To illustrate the magnitude of the challenge, the trustees estimate that one of three things must happen to keep the retirement program solvent over the next 75 years: (1) dedicated revenues would have to increase by an amount equal to an immediate and permanent payroll tax increase of 3.24 percentage points — from 12.4 percent to 15.64 percent, an immediate 26 percent increase; (2) scheduled benefits would have to be reduced, for all current and future beneficiaries, by an amount equivalent to an immediate and permanent reduction of 20.3 percent, or (3) a combination of the two.
Delaying action until 2035, when the combined Social Security trust funds are projected to become insolvent, would increase the necessary payroll tax to 16.47 percent; require a 24.9 percent benefit cut, or some combination of the two.

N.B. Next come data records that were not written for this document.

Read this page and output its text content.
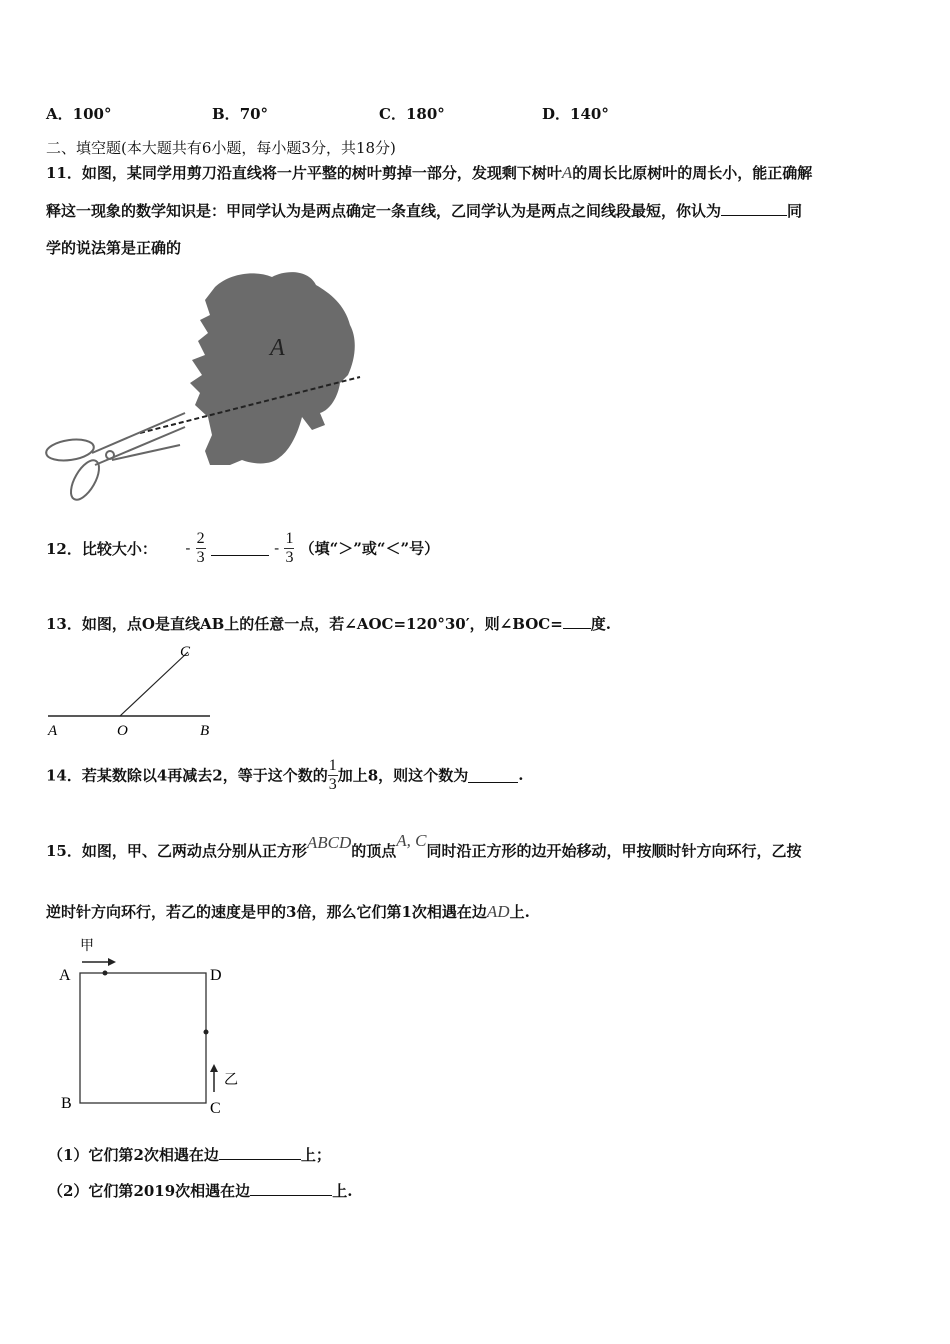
A．100°	B．70°	C．180°	D．140°
二、填空题(本大题共有6小题，每小题3分，共18分)
11．如图，某同学用剪刀沿直线将一片平整的树叶剪掉一部分，发现剩下树叶A的周长比原树叶的周长小，能正确解
释这一现象的数学知识是：甲同学认为是两点确定一条直线，乙同学认为是两点之间线段最短，你认为	同
学的说法第是正确的
A
12．比较大小： - $\frac{2}{3}$	- $\frac{1}{3}$ （填“＞”或“＜”号）
13．如图，点O是直线AB上的任意一点，若∠AOC=120°30′，则∠BOC= 度.
A	O	B
C
14．若某数除以4再减去2，等于这个数的 $\frac{1}{3}$ 加上8，则这个数为	.
15．如图，甲、乙两动点分别从正方形ABCD的顶点A, C同时沿正方形的边开始移动，甲按顺时针方向环行，乙按
逆时针方向环行，若乙的速度是甲的3倍，那么它们第1次相遇在边AD上.
甲
乙
A	D
B	C
（1）它们第2次相遇在边	上；
（2）它们第2019次相遇在边	上.
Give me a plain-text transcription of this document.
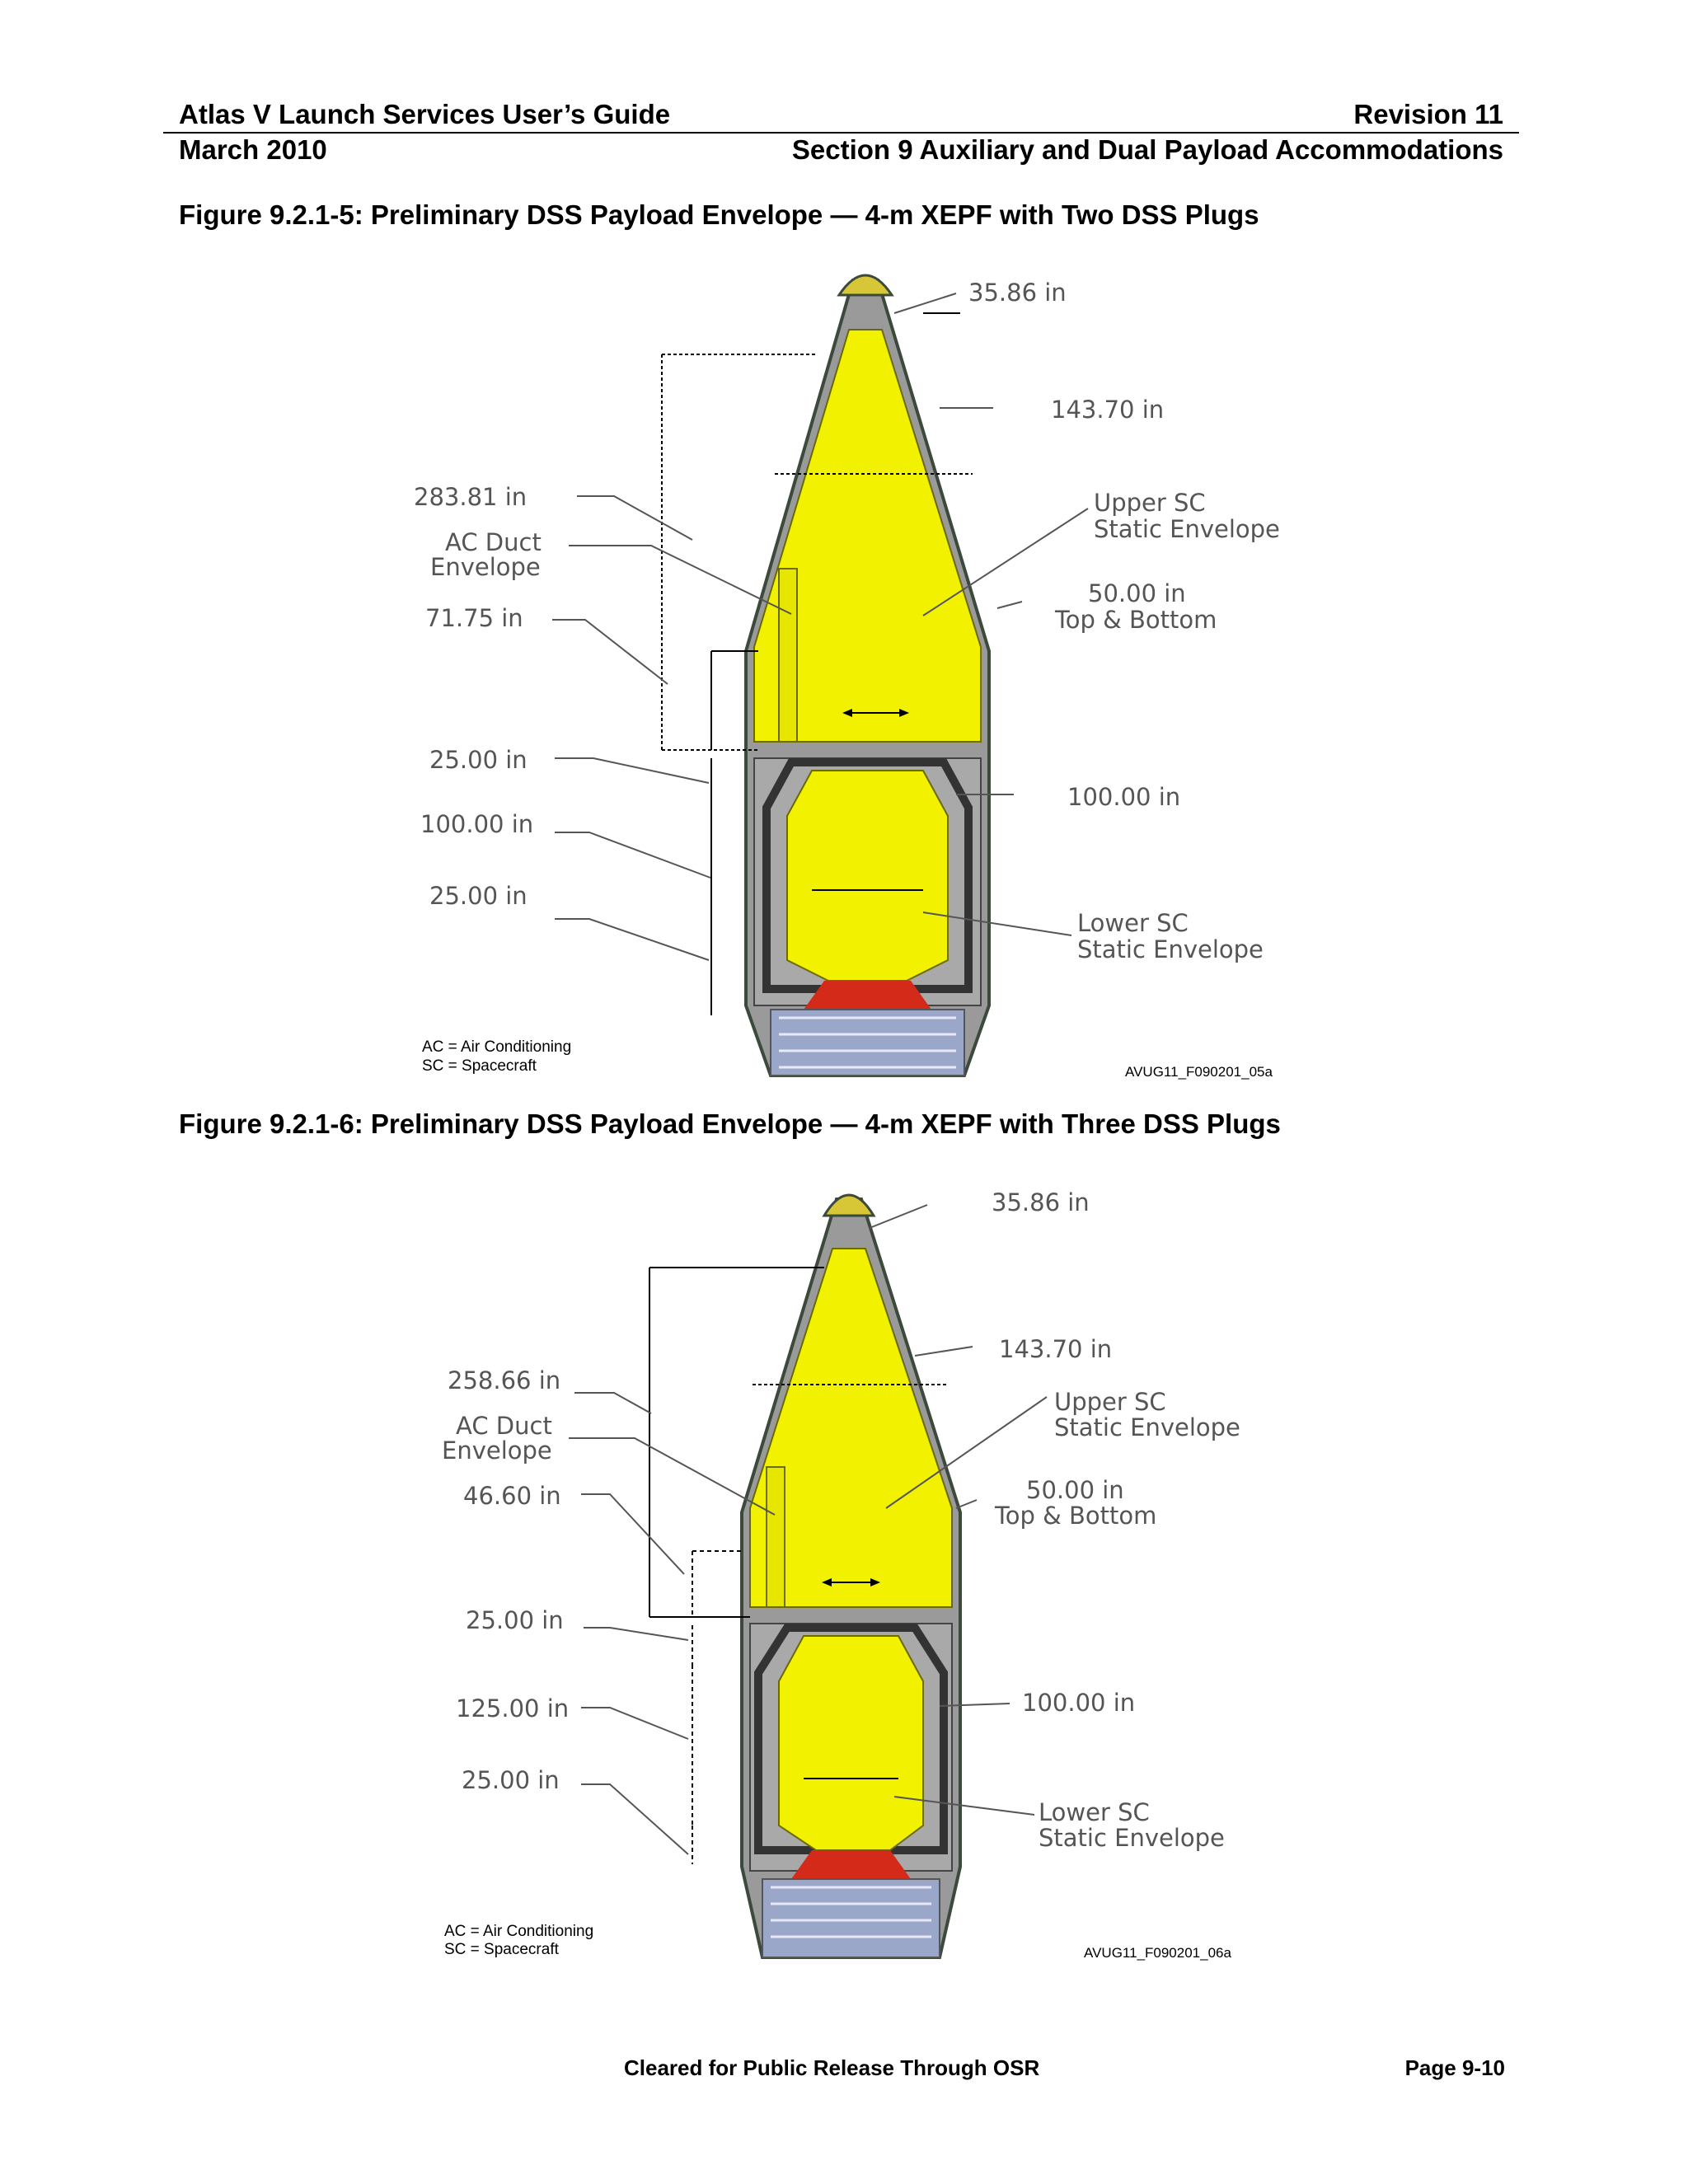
Atlas V Launch Services User’s Guide	Revision 11
March 2010	Section 9 Auxiliary and Dual Payload Accommodations
Figure 9.2.1-5: Preliminary DSS Payload Envelope — 4-m XEPF with Two DSS Plugs
Figure 9.2.1-6: Preliminary DSS Payload Envelope — 4-m XEPF with Three DSS Plugs
35.86 in
143.70 in
283.81 in
AC Duct
Envelope
Upper SC
Static Envelope
71.75 in
50.00 in
Top & Bottom
25.00 in
100.00 in
100.00 in
25.00 in
Lower SC
Static Envelope
AC = Air Conditioning
SC = Spacecraft	AVUG11_F090201_05a
35.86 in
143.70 in
258.66 in
AC Duct
Envelope
Upper SC
Static Envelope
46.60 in	50.00 in
Top & Bottom
25.00 in
125.00 in	100.00 in
25.00 in
Lower SC
Static Envelope
AC = Air Conditioning
SC = Spacecraft	AVUG11_F090201_06a
Cleared for Public Release Through OSR	Page 9-10
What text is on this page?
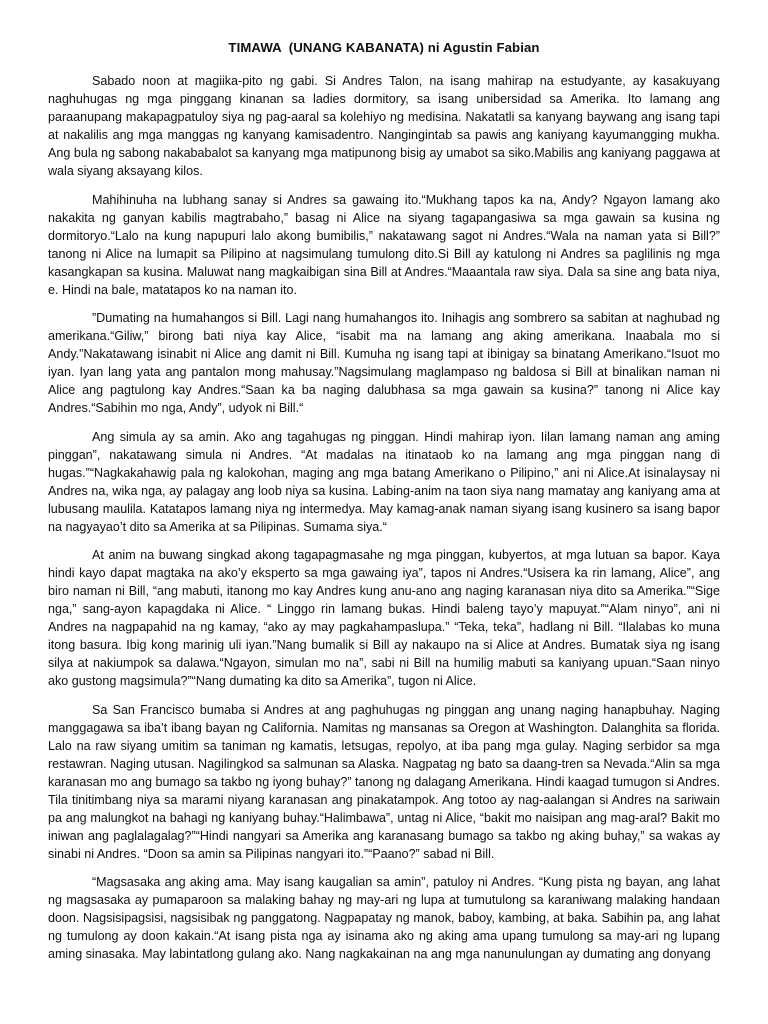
TIMAWA  (UNANG KABANATA) ni Agustin Fabian

Sabado noon at magiika-pito ng gabi. Si Andres Talon, na isang mahirap na estudyante, ay kasakuyang naghuhugas ng mga pinggang kinanan sa ladies dormitory, sa isang unibersidad sa Amerika. Ito lamang ang paraanupang makapagpatuloy siya ng pag-aaral sa kolehiyo ng medisina. Nakatatli sa kanyang baywang ang isang tapi at nakalilis ang mga manggas ng kanyang kamisadentro. Nangingintab sa pawis ang kaniyang kayumangging mukha. Ang bula ng sabong nakababalot sa kanyang mga matipunong bisig ay umabot sa siko.Mabilis ang kaniyang paggawa at wala siyang aksayang kilos.

Mahihinuha na lubhang sanay si Andres sa gawaing ito.“Mukhang tapos ka na, Andy? Ngayon lamang ako nakakita ng ganyan kabilis magtrabaho,” basag ni Alice na siyang tagapangasiwa sa mga gawain sa kusina ng dormitoryo.“Lalo na kung napupuri lalo akong bumibilis,” nakatawang sagot ni Andres.“Wala na naman yata si Bill?” tanong ni Alice na lumapit sa Pilipino at nagsimulang tumulong dito.Si Bill ay katulong ni Andres sa paglilinis ng mga kasangkapan sa kusina. Maluwat nang magkaibigan sina Bill at Andres.“Maaantala raw siya. Dala sa sine ang bata niya, e. Hindi na bale, matatapos ko na naman ito.

”Dumating na humahangos si Bill. Lagi nang humahangos ito. Inihagis ang sombrero sa sabitan at naghubad ng amerikana.“Giliw,” birong bati niya kay Alice, “isabit ma na lamang ang aking amerikana. Inaabala mo si Andy.”Nakatawang isinabit ni Alice ang damit ni Bill. Kumuha ng isang tapi at ibinigay sa binatang Amerikano.“Isuot mo iyan. Iyan lang yata ang pantalon mong mahusay.”Nagsimulang maglampaso ng baldosa si Bill at binalikan naman ni Alice ang pagtulong kay Andres.“Saan ka ba naging dalubhasa sa mga gawain sa kusina?” tanong ni Alice kay Andres.“Sabihin mo nga, Andy”, udyok ni Bill.“

Ang simula ay sa amin. Ako ang tagahugas ng pinggan. Hindi mahirap iyon. Iilan lamang naman ang aming pinggan”, nakatawang simula ni Andres. “At madalas na itinataob ko na lamang ang mga pinggan nang di hugas.”“Nagkakahawig pala ng kalokohan, maging ang mga batang Amerikano o Pilipino,” ani ni Alice.At isinalaysay ni Andres na, wika nga, ay palagay ang loob niya sa kusina. Labing-anim na taon siya nang mamatay ang kaniyang ama at lubusang maulila. Katatapos lamang niya ng intermedya. May kamag-anak naman siyang isang kusinero sa isang bapor na nagyayao’t dito sa Amerika at sa Pilipinas. Sumama siya.“

At anim na buwang singkad akong tagapagmasahe ng mga pinggan, kubyertos, at mga lutuan sa bapor. Kaya hindi kayo dapat magtaka na ako’y eksperto sa mga gawaing iya”, tapos ni Andres.“Usisera ka rin lamang, Alice”, ang biro naman ni Bill, “ang mabuti, itanong mo kay Andres kung anu-ano ang naging karanasan niya dito sa Amerika.”“Sige nga,” sang-ayon kapagdaka ni Alice. “ Linggo rin lamang bukas. Hindi baleng tayo’y mapuyat.”“Alam ninyo”, ani ni Andres na nagpapahid na ng kamay, “ako ay may pagkahampaslupa.” “Teka, teka”, hadlang ni Bill. “Ilalabas ko muna itong basura. Ibig kong marinig uli iyan.”Nang bumalik si Bill ay nakaupo na si Alice at Andres. Bumatak siya ng isang silya at nakiumpok sa dalawa.“Ngayon, simulan mo na”, sabi ni Bill na humilig mabuti sa kaniyang upuan.“Saan ninyo ako gustong magsimula?”“Nang dumating ka dito sa Amerika”, tugon ni Alice.

Sa San Francisco bumaba si Andres at ang paghuhugas ng pinggan ang unang naging hanapbuhay. Naging manggagawa sa iba’t ibang bayan ng California. Namitas ng mansanas sa Oregon at Washington. Dalanghita sa florida. Lalo na raw siyang umitim sa taniman ng kamatis, letsugas, repolyo, at iba pang mga gulay. Naging serbidor sa mga restawran. Naging utusan. Nagilingkod sa salmunan sa Alaska. Nagpatag ng bato sa daang-tren sa Nevada.“Alin sa mga karanasan mo ang bumago sa takbo ng iyong buhay?” tanong ng dalagang Amerikana. Hindi kaagad tumugon si Andres. Tila tinitimbang niya sa marami niyang karanasan ang pinakatampok. Ang totoo ay nag-aalangan si Andres na sariwain pa ang malungkot na bahagi ng kaniyang buhay.“Halimbawa”, untag ni Alice, “bakit mo naisipan ang mag-aral? Bakit mo iniwan ang paglalagalag?”“Hindi nangyari sa Amerika ang karanasang bumago sa takbo ng aking buhay,” sa wakas ay sinabi ni Andres. “Doon sa amin sa Pilipinas nangyari ito.”“Paano?” sabad ni Bill.

“Magsasaka ang aking ama. May isang kaugalian sa amin”, patuloy ni Andres. “Kung pista ng bayan, ang lahat ng magsasaka ay pumaparoon sa malaking bahay ng may-ari ng lupa at tumutulong sa karaniwang malaking handaan doon. Nagsisipagsisi, nagsisibak ng panggatong. Nagpapatay ng manok, baboy, kambing, at baka. Sabihin pa, ang lahat ng tumulong ay doon kakain.“At isang pista nga ay isinama ako ng aking ama upang tumulong sa may-ari ng lupang aming sinasaka. May labintatlong gulang ako. Nang nagkakainan na ang mga nanunulungan ay dumating ang donyang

It is also important to remember that Social Security and Medicare do not “pay for themselves.”
The trustees’ reports confirm that Social Security and Medicare Part A (Hospital Insurance) will experience growing cash deficits in the future as they pay out more than they receive from their dedicated resources.
General federal revenues also support Medicare Part B, which provides various medical services, and Part D, which helps pay for prescription drugs. By design, the premiums that older Americans pay for these parts of Medicare only cover about 25 percent of their costs.
According to supplemental data provided with the trustees’ report, the general revenue transfers to Social Security and Medicare totaled $554 billion in 2021 or 2.4 percent of GDP. This consisted of $126 billion for Social Security and $428 billion for Medicare. If full benefits were maintained in both programs, by 2064 these transfers would double to 4.8 percent of GDP.
The Concord Coalition also noted that for the seventh year in a row, the public trustee positions have been left vacant. This is a very serious omission.
The public trustees play a vital role in ensuring objective oversight of Social Security and Medicare finances. The two public trustees are the only trustees who are not members of the president’s administration, and by law one must be a member of the opposing party. Concord urges the president and Congress to agree on two credible candidates to fill these crucial positions in time for them to have a meaningful role in preparing the 2023 report.